Bowerman food lifestyle

Tornata nel Bel Paese, dopo le esperienze da “Driskill” e al “Convivio” di Roma, viene chiamata a guidare la cucina del “Glass Hostaria” a Trastevere, e fa incetta di premi, tra cui le due forchette Gambero Rosso nel 2009 e la Stella Michelin nel 2010. Un successo meritato quello della Bowerman, riconosciuto prima nella capitale, poi in tutta Italia e infine nel mondo. Un successo che non la appaga ma che la spinge a studiare e sperimentare, dando vita a nuovi progetti: prima Romeo Chef&Baker, un format unico che combina cucina, forno e market, poi le due Api Romeo, progetto di “street food truck” che anticipa una nuova tendenza, e infine Frigo, il Van del Gelato artigianale. Lo scorso anno, poi, l’apertura del nuovo Romeo Chef&Baker a Testaccio Market, in cui la chef Bowerman ha voluto coniugare tutte le sue esperienze in giro per il mondo.

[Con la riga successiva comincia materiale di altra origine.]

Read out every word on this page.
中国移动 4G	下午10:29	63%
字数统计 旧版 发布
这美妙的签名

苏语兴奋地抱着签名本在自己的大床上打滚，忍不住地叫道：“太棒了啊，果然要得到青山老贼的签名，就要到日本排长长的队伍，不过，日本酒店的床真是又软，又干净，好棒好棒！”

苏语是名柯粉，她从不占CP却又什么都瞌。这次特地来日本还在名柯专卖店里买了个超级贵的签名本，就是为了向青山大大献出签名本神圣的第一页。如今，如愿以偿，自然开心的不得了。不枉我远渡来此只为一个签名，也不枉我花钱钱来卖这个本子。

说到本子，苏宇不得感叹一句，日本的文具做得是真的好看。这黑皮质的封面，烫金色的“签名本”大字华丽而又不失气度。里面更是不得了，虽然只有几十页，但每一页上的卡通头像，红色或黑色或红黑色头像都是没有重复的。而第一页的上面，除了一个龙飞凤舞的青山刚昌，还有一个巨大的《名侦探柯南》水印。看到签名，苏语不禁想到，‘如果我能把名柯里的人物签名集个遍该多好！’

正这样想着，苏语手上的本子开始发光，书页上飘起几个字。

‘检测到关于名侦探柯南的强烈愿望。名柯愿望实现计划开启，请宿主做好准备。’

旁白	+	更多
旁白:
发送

Un talento del genere, con la sua passione e la sua esperienza, può solo essere da insegnamento per le nuove leve. E così, Cristina Bowerman diventa docente di corsi professionali di Cucina presso varie scuole e per il corso di Food&Culture all’University of Illinois.

La Cucina di Cristina Bowerman abbraccia più culture, frutto dei suoi viaggi per studiare e approfondire le tradizioni degli altri Paesi. Rigorosamente prodotti freschi con ingredienti di stagione e piatti ricchi di verdure. Sono questi alcuni dei segreti del suo successo.

Prima la laurea in Giurisprudenza e poi la seconda in Culinary Arts. Cosa l’ha spinta a lasciare la Legge per la Cucina? Quando e come ha capito quale era la sua reale strada?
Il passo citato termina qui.